Someone had written “Hammersmith” in bright blue, and both “Ronan Foley” and the “CEO” were stuck by magnet underneath.

“Where is this place?” he asked.

“Gallowgate in Newcastle,” Green explained. “A Knight Frank kind of setup for commercial real estate, but smaller scale.”

“And his executive, Stanley Burnhope?” MacAdams asked, tapping the photo of a dark-haired, smiling city boy type.

“We tried his office,” Gridley said, emerging from her ramen and egg. “Closed on weekends, and I figured you might want to

make a house call anyway. Opens Monday at 9:00 a.m.”

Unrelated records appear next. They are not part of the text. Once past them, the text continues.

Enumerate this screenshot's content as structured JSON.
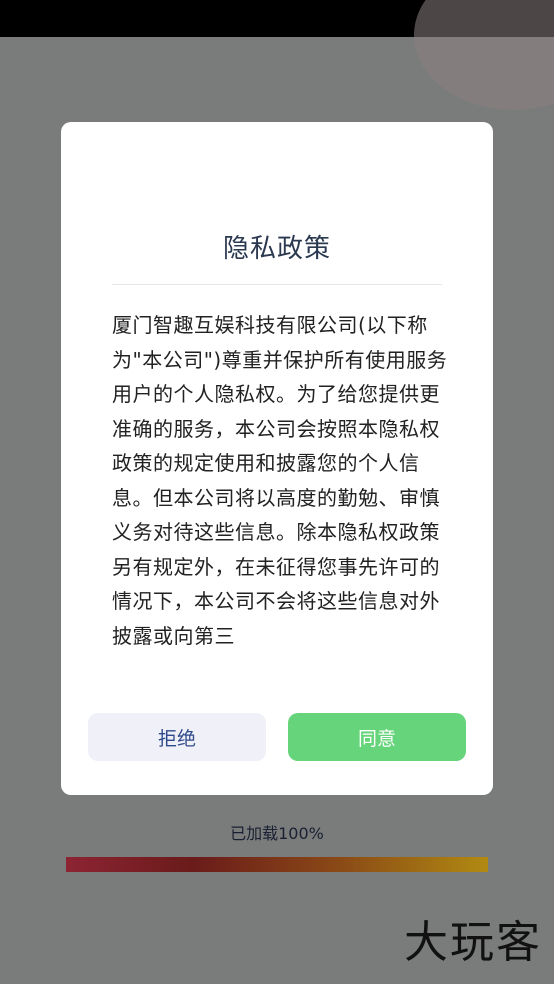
{
  "dialog": {
    "title": "隐私政策",
    "body": "厦门智趣互娱科技有限公司(以下称为\"本公司\")尊重并保护所有使用服务用户的个人隐私权。为了给您提供更准确的服务，本公司会按照本隐私权政策的规定使用和披露您的个人信息。但本公司将以高度的勤勉、审慎义务对待这些信息。除本隐私权政策另有规定外，在未征得您事先许可的情况下，本公司不会将这些信息对外披露或向第三",
    "reject_label": "拒绝",
    "agree_label": "同意"
  },
  "loading": {
    "text": "已加载100%",
    "progress": 1.0
  },
  "watermark": "大玩客",
  "colors": {
    "agree": "#66d47a",
    "reject_bg": "#eff0f8",
    "title": "#2a3850"
  }
}
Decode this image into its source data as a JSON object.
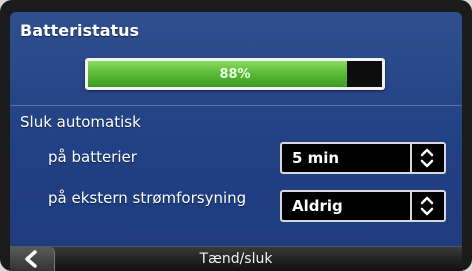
{
  "battery": {
    "title": "Batteristatus",
    "level_percent": 88,
    "level_label": "88%",
    "fill_color": "#5cbb38"
  },
  "auto_off": {
    "title": "Sluk automatisk",
    "on_battery": {
      "label": "på batterier",
      "value": "5 min"
    },
    "on_external": {
      "label": "på ekstern strømforsyning",
      "value": "Aldrig"
    }
  },
  "bottom_bar": {
    "title": "Tænd/sluk",
    "back_icon": "chevron-left-icon"
  },
  "colors": {
    "screen_bg": "#234285",
    "select_bg": "#000000",
    "text": "#ffffff"
  }
}
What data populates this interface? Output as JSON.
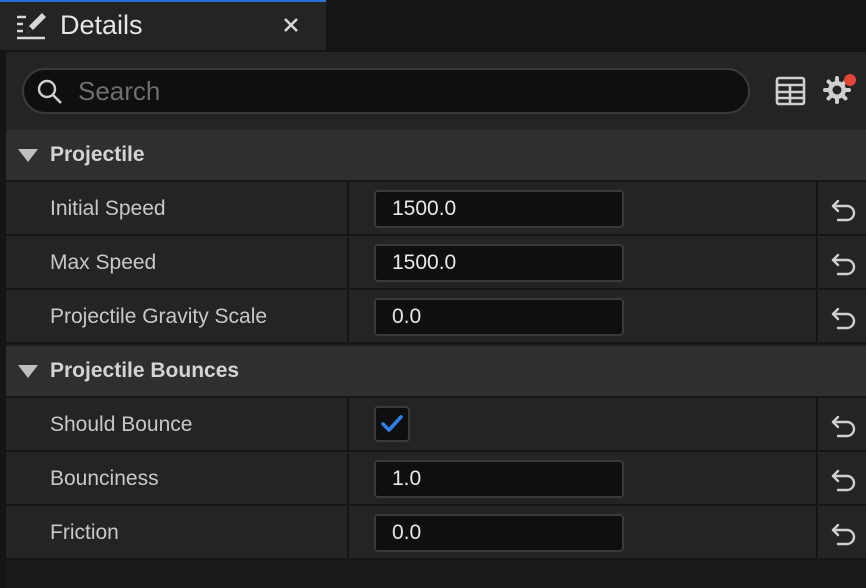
{
  "tab": {
    "title": "Details",
    "icon": "edit-details-icon",
    "close_icon": "close-icon"
  },
  "search": {
    "placeholder": "Search",
    "value": ""
  },
  "toolbar": {
    "table_view_icon": "table-view-icon",
    "settings_icon": "settings-gear-icon",
    "notification_color": "#e0453a"
  },
  "colors": {
    "accent": "#2a6fd6",
    "checkbox_check": "#2f7fe6"
  },
  "categories": [
    {
      "label": "Projectile",
      "properties": [
        {
          "name": "Initial Speed",
          "value": "1500.0"
        },
        {
          "name": "Max Speed",
          "value": "1500.0"
        },
        {
          "name": "Projectile Gravity Scale",
          "value": "0.0"
        }
      ]
    },
    {
      "label": "Projectile Bounces",
      "properties": [
        {
          "name": "Should Bounce",
          "checked": true
        },
        {
          "name": "Bounciness",
          "value": "1.0"
        },
        {
          "name": "Friction",
          "value": "0.0"
        }
      ]
    }
  ]
}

MacAdams tapped rhythmically on the back of a plastic chair. It meant they would lose all Sunday for that angle; weekend murders

were very inconvenient.

“On the bright side, we got cleared for the work email. It matches the one on the booking form you forwarded,” Andrews said,

handing him a printout. “It’s basic—rfoley@hammersmith. No personal stuff, apparently. Must have another email for that.”

The subject headings mostly concerned a series of overseas properties—and an unfinished job in York. MacAdams made a mental

note.

“Look at this latest one, though,” Andrews said. “It’s from Foley to Burnhope; it says ‘partner meeting.’ Except the website

doesn’t list Foley as a partner. And check this out—the email header says, ‘Meet Friday at 4:00 p.m. to discuss business.’”

MacAdams wrote a timeline on the board.

“Meeting at four, he reserves the cottage by five according to the registration, arrived at ten—dies after eleven, found by eight thirty Saturday morning.”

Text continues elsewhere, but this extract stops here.